We describe the construction of a software-driven instrument for the measurement of the properties of gas-liquid interfaces under not-far-from-equilibrium conditions. Instrumental design and operation are based on the formalism of systems' theory applied to surface processes (network surface thermodynamics). The apparatus forms a large bubble at a (circular) capillary tip immersed in a liquid solution. The bubble image, observed by a videocamera-microscope system, is acquired by a personal computer through a digitizing board. The computer controls the bubble size as a function of time by a feedback loop. In practice, the bubble volume is changed, according to a given functional form, by changing the wall curvature (and hence the volume) of an air chamber (made with piezoelectric discs) in pneumatic connection with the bubble (no mechanical part is in motion).
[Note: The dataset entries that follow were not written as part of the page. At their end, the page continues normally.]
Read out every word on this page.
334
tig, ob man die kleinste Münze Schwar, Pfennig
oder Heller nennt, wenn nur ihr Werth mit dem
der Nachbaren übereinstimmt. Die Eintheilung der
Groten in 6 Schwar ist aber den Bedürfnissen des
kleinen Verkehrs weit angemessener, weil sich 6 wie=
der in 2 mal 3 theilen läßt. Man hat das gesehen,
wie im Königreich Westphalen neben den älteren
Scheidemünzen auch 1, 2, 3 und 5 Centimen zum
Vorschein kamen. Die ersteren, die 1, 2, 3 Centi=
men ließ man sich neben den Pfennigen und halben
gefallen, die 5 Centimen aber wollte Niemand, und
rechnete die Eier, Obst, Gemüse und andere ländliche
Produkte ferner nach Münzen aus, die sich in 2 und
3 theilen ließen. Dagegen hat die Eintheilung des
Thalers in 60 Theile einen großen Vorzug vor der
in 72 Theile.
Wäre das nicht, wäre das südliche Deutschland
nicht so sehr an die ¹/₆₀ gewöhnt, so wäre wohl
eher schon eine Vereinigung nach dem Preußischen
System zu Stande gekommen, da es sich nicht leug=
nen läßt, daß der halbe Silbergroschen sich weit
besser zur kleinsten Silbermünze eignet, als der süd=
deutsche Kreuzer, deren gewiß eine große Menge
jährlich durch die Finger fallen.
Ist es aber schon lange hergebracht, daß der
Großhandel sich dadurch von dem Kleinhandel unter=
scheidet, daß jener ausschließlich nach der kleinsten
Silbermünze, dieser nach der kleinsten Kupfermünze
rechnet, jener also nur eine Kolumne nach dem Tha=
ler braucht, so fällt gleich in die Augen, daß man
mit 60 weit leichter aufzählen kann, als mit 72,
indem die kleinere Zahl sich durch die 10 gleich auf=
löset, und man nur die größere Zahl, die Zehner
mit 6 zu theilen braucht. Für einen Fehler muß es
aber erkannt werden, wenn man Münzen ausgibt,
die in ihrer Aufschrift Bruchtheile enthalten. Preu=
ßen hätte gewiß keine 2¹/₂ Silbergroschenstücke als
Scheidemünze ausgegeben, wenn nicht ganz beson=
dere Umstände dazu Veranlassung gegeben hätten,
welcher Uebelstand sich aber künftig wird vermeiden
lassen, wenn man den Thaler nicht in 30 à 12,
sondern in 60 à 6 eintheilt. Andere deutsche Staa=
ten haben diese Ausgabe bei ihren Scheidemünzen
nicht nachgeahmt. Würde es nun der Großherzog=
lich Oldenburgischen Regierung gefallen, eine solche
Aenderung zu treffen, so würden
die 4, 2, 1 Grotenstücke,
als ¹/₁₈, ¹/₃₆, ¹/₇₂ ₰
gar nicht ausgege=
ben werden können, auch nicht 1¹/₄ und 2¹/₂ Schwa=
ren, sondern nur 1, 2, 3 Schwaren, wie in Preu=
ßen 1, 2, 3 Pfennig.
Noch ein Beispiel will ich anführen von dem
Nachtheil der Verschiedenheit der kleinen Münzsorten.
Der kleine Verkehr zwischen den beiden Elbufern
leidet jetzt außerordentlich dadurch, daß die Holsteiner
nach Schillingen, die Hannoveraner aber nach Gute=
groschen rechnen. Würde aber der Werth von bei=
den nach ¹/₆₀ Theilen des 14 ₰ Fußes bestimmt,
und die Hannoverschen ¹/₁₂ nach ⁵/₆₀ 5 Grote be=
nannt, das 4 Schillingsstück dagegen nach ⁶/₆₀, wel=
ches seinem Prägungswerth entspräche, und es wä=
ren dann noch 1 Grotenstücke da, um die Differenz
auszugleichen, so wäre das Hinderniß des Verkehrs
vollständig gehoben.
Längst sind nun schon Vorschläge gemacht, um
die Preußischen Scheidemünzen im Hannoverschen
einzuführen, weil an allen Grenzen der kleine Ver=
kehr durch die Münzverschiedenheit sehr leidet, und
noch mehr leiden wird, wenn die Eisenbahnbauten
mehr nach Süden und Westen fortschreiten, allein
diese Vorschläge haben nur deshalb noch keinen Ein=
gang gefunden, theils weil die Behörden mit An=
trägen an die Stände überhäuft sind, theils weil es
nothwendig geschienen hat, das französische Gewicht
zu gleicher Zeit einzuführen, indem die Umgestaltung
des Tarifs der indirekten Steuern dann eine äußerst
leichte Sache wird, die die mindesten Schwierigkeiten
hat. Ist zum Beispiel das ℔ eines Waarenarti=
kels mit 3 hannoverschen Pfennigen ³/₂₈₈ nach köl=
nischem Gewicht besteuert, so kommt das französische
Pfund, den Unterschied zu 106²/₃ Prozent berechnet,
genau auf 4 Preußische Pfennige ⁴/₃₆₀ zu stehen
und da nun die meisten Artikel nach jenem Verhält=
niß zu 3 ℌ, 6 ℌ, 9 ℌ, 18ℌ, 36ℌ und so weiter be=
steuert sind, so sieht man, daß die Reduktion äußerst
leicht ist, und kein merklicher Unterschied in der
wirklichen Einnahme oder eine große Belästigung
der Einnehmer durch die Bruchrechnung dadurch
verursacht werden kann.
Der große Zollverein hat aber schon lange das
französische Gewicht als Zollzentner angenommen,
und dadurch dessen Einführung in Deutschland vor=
Adopting a similar procedure to that already developed by Neumann et al. [14] for axisymmetric drop shape analysis, the observed geometrical profile (derived from the bubble image) is compared with the calculated profile from the Gauss-Laplace equation. The static and dynamic interfacial properties are determined from the fit parameters and from the bubble pressure. The experimental results, obtained by the instrument, appear to be useful for the physical characterization of marine waters.